When companies use financial leverage, their production capacity increases because of the employment of new… In evaluating the wisdom of their investment in a corporation, its owners should use the current market value of its stock, because this is what they would have available to invest elsewhere if they liquidated the stock.

  • Compensation may impact the order of which offers appear on page, but our editorial opinions and ratings are not influenced by compensation.
  • Using financial leverage ratios helps management and potential investors understand one part of a business’s risk.
  • Debt financing is an essential source of capital to support the limited investment of stockholders.
  • They can invest in companies that use leverage in the normal course of their business to finance or expand operations—without increasing their outlay.
  • An even more extreme case is produced by letting Widget Works, Inc. have fixed costs of $10,000 and variable costs per unit of $1.00, while Bridget Brothers has fixed costs of only $100 and variable cost per unit of $1.99.
  • For example, if a publicly traded company has total assets valued at $500 million and shareholder equity valued at $250 million, then the equity multiplier is 2.0 ($500 million/$250 million).

Depending on the size of the company, businesses will sometimes take on hundreds of thousands of dollars of debt in order to leverage it and purchase assets. While that might seem like risky business, it’s the name of the game for competing corporations looking to outgrow each other. Using debt financing from the loan, the company is able to hire two more employees, purchase top-of-the-line equipment, and contract a designer to create a billboard advertisement.


Financial leverage is measured using leverage ratios and a company’s financial data found on its balance sheet, cash flow statement, or income statement. You can measure how much of a company’s capital structure and working capital (capital a business uses in its day-to-day operations) are made up of debt using these ratio formulas. There is a suite of financial ratios referred to as leverage ratios that analyze the level of indebtedness a company experiences against various assets.

What Is Financial Leverage? And How Do Companies Use It?

Businesses leverage their operations by using fixed cost inputs when revenues are expected to be variable. An increase in revenue will result in a larger increase in operating profit. On the contrary, leverage could be an effective way of understanding and assessing financial risks an organization might face. These risks include everything related to monetary transaction issues, such as taking up company loans and defaulting. Moreover, if the returns on investment are not as expected, the investors might incur severe financial losses. If the owner of ABC Art Supplies wants to know their current financial leverage ratio, the first step they would need to complete is to add together all of the debt listed on their balance sheet above.

The use of financial leverage by the firm has a potential impact on which of the following? …

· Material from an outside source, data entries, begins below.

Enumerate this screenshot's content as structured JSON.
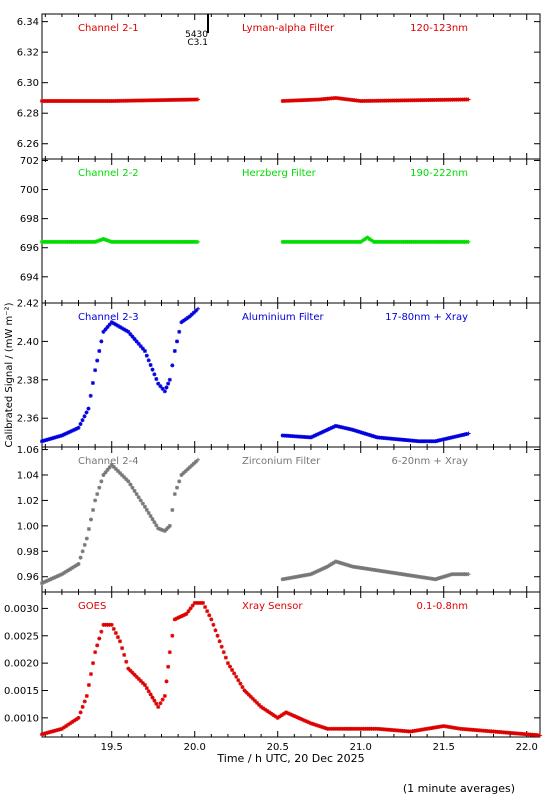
{
  "chart_data": {
    "type": "scatter",
    "x_axis": {
      "label": "Time / h UTC, 20 Dec 2025",
      "range": [
        19.08,
        22.08
      ],
      "ticks": [
        "19.5",
        "20.0",
        "20.5",
        "21.0",
        "21.5",
        "22.0"
      ]
    },
    "y_axis_label": "Calibrated Signal / (mW m⁻²)",
    "footnote": "(1 minute averages)",
    "flare_marker": {
      "time": 20.08,
      "labels": [
        "5430",
        "C3.1"
      ]
    },
    "panels": [
      {
        "channel": "Channel 2-1",
        "filter": "Lyman-alpha Filter",
        "band": "120-123nm",
        "color": "#dd0000",
        "ylim": [
          6.25,
          6.345
        ],
        "yticks": [
          "6.26",
          "6.28",
          "6.30",
          "6.32",
          "6.34"
        ],
        "segments": [
          {
            "x": [
              19.08,
              19.5,
              20.02
            ],
            "y": [
              6.288,
              6.288,
              6.289
            ]
          },
          {
            "x": [
              20.53,
              20.75,
              20.85,
              21.0,
              21.65
            ],
            "y": [
              6.288,
              6.289,
              6.29,
              6.288,
              6.289
            ]
          }
        ]
      },
      {
        "channel": "Channel 2-2",
        "filter": "Herzberg Filter",
        "band": "190-222nm",
        "color": "#00dd00",
        "ylim": [
          692.2,
          702.1
        ],
        "yticks": [
          "694",
          "696",
          "698",
          "700",
          "702"
        ],
        "segments": [
          {
            "x": [
              19.08,
              19.4,
              19.45,
              19.5,
              20.02
            ],
            "y": [
              696.4,
              696.4,
              696.6,
              696.4,
              696.4
            ]
          },
          {
            "x": [
              20.53,
              21.0,
              21.04,
              21.08,
              21.65
            ],
            "y": [
              696.4,
              696.4,
              696.7,
              696.4,
              696.4
            ]
          }
        ]
      },
      {
        "channel": "Channel 2-3",
        "filter": "Aluminium Filter",
        "band": "17-80nm + Xray",
        "color": "#0000dd",
        "ylim": [
          2.345,
          2.42
        ],
        "yticks": [
          "2.36",
          "2.38",
          "2.40",
          "2.42"
        ],
        "segments": [
          {
            "x": [
              19.08,
              19.2,
              19.3,
              19.36,
              19.4,
              19.45,
              19.5,
              19.6,
              19.7,
              19.78,
              19.82,
              19.85,
              19.88,
              19.92,
              19.97,
              20.02
            ],
            "y": [
              2.348,
              2.351,
              2.355,
              2.365,
              2.385,
              2.405,
              2.41,
              2.405,
              2.395,
              2.378,
              2.374,
              2.38,
              2.395,
              2.41,
              2.413,
              2.417
            ]
          },
          {
            "x": [
              20.53,
              20.7,
              20.8,
              20.85,
              20.95,
              21.1,
              21.35,
              21.45,
              21.55,
              21.65
            ],
            "y": [
              2.351,
              2.35,
              2.354,
              2.356,
              2.354,
              2.35,
              2.348,
              2.348,
              2.35,
              2.352
            ]
          }
        ]
      },
      {
        "channel": "Channel 2-4",
        "filter": "Zirconium Filter",
        "band": "6-20nm + Xray",
        "color": "#777777",
        "ylim": [
          0.948,
          1.062
        ],
        "yticks": [
          "0.96",
          "0.98",
          "1.00",
          "1.02",
          "1.04",
          "1.06"
        ],
        "segments": [
          {
            "x": [
              19.08,
              19.2,
              19.3,
              19.35,
              19.4,
              19.45,
              19.5,
              19.6,
              19.7,
              19.78,
              19.82,
              19.85,
              19.88,
              19.92,
              19.97,
              20.02
            ],
            "y": [
              0.955,
              0.962,
              0.97,
              0.99,
              1.02,
              1.04,
              1.048,
              1.035,
              1.015,
              0.998,
              0.996,
              1.0,
              1.025,
              1.04,
              1.046,
              1.052
            ]
          },
          {
            "x": [
              20.53,
              20.7,
              20.8,
              20.85,
              20.95,
              21.1,
              21.35,
              21.45,
              21.55,
              21.65
            ],
            "y": [
              0.958,
              0.962,
              0.968,
              0.972,
              0.968,
              0.965,
              0.96,
              0.958,
              0.962,
              0.962
            ]
          }
        ]
      },
      {
        "channel": "GOES",
        "filter": "Xray Sensor",
        "band": "0.1-0.8nm",
        "color": "#dd0000",
        "ylim": [
          0.00065,
          0.0033
        ],
        "yticks": [
          "0.0010",
          "0.0015",
          "0.0020",
          "0.0025",
          "0.0030"
        ],
        "segments": [
          {
            "x": [
              19.08,
              19.2,
              19.3,
              19.35,
              19.4,
              19.45,
              19.5,
              19.55,
              19.6,
              19.7,
              19.78,
              19.82,
              19.85,
              19.88,
              19.95,
              20.0,
              20.05,
              20.1,
              20.2,
              20.3,
              20.4,
              20.5,
              20.55,
              20.7,
              20.8,
              20.9,
              21.1,
              21.3,
              21.5,
              21.6,
              21.8,
              22.0,
              22.08
            ],
            "y": [
              0.0007,
              0.0008,
              0.001,
              0.0014,
              0.0022,
              0.0027,
              0.0027,
              0.0024,
              0.0019,
              0.0016,
              0.0012,
              0.0014,
              0.0022,
              0.0028,
              0.0029,
              0.0031,
              0.0031,
              0.0028,
              0.002,
              0.0015,
              0.0012,
              0.001,
              0.0011,
              0.0009,
              0.0008,
              0.0008,
              0.0008,
              0.00075,
              0.00085,
              0.0008,
              0.00075,
              0.0007,
              0.00068
            ]
          }
        ]
      }
    ]
  }
}
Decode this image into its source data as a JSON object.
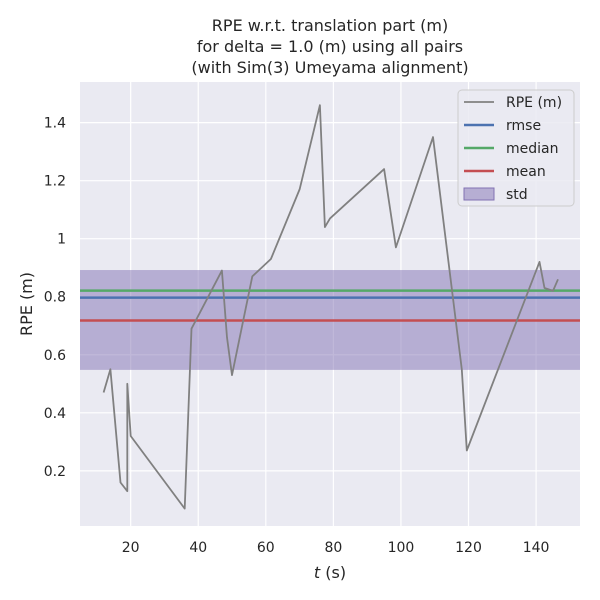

The fluctuations in revenues may easily push a company into bankruptcy since it will be unable to meet its rising debt obligations and pay its operating expenses. With looming unpaid debts, creditors may file a case at What Is Financial Leverage? And How Do Companies Use It? the bankruptcy court to have the business assets auctioned in order to retrieve their owed debts. Alternatively, the company may go with the second option and finance the asset using 50% common stock and 50% debt.